3回目以降の講座では、20世紀を代表する漫画家である手塚治虫や石ノ森章太郎、水木しげる、鳥山明など、それぞれの生涯と作品、功績について紹介する予定だ。ダニレンコさんは「外国のコミックスはチーム作業で、シナリオライターが途中で交代したり、連載中に絵柄が大きく変わってしまうことがあるが、日本の漫画は作者が全ての中心であり、漫画家そのものがブランドである点が、ユニークで驚くべき点」だと指摘する。
特に好きな漫画はONE PIECEで、100巻を超えて連載を続けていることに尊敬の念を抱いているという。
「ONE PIECEがなければ、ここまで漫画に夢中になることはなかったでしょう。私は12年間読み続けていますが、全く飽きない。つまりここには特別な何かがあるということです。これだけ長く連載を続け、幅広い世代にとって漫画が魅力的であり続けていること、仕事量も含め、尾田栄一郎とはすごい人物だと思います」
美術史研究者ニコライ・ダニレンコさん
© Sputnik / Asuka Tokuyama
講座で取り上げる漫画家が20世紀の巨匠であることについてダニレンコさんは「意識的にそうした」と話す。
「最新の漫画は私が解説しなくてもみんなよく知っているし、気軽に買って読むことができます。それよりも一世代前の漫画家は、ロシアではほとんど知られていません。彼らを紹介することで、ロシア人に、漫画の歩んできた道を知ってもらいたいのです。例えば石ノ森章太郎を取り上げる回では、仮面ライダーやウルトラマン、ゴジラに代表される特撮の文化、円谷プロの誕生についても話す予定です。子どもたちは新しいことをどんどん吸収してくれるので、この講座がこれからどうなるか楽しみです」
最終回のテーマは宮崎駿。漫画家というよりは映画監督、アニメーターのイメージが強いが、ロシアにおいて、彼なくして日本の漫画を語ることはできないのだ。偶然にも講座の初日、ロシアでスタジオジブリの映画「思い出のマーニー」(2014年)が劇場公開スタートした。ジブリシリーズはロシアで根強い人気を誇っている。

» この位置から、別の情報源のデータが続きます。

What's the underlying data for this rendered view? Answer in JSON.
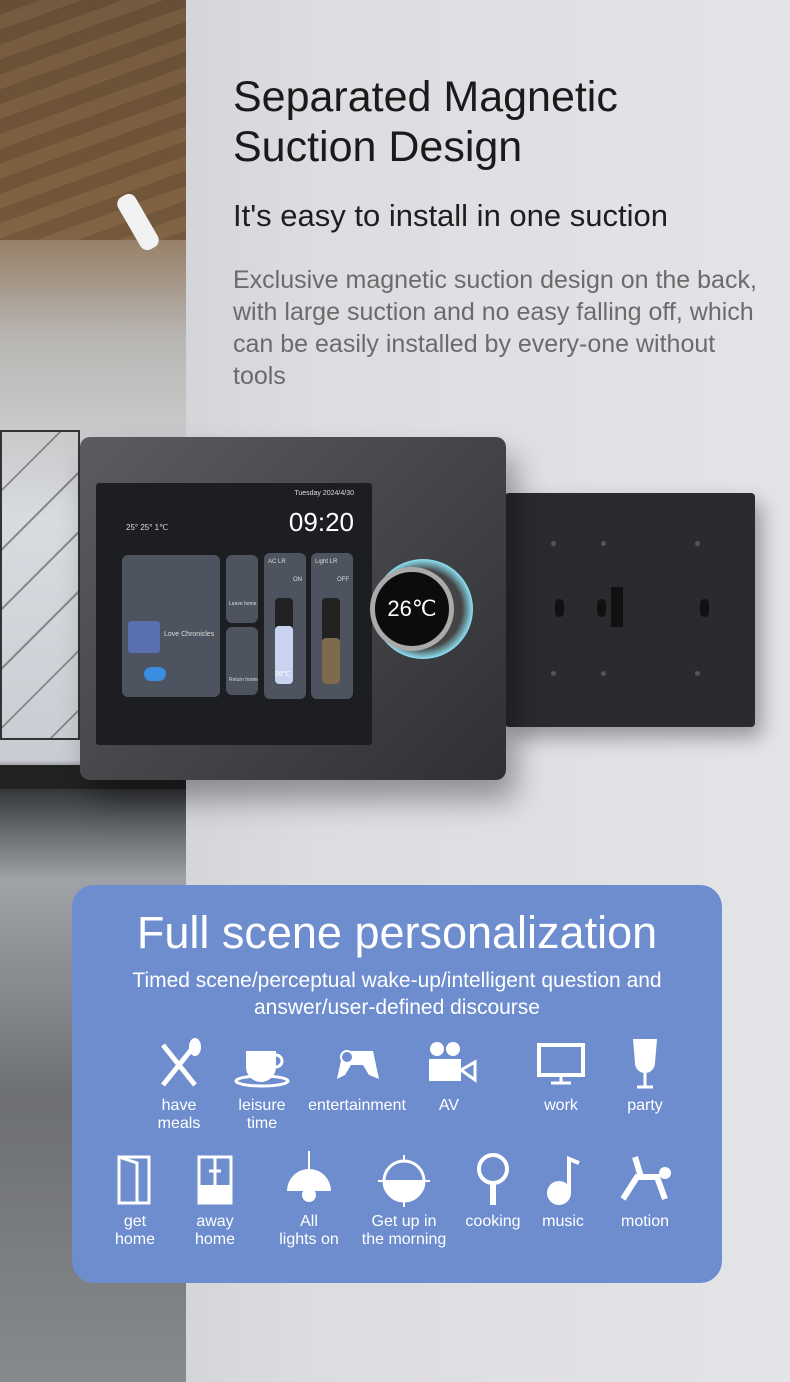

講座は子ども対象ではあったが、歴史と文化背景をわかりやすく織り交ぜ、日本人にとっても勉強になる内容だった。会場からは中高生が積極的に質問する姿も。高校一年生のソフィアさんは、「漫画が大好きで、古いものも含めて日本アニメもすごくたくさん見ています。日本の伝統や文化を知ることは楽しいです。歴史も好きなので、漫画がどこから来たのか知ることはとても面白かった」と感想を述べてくれた。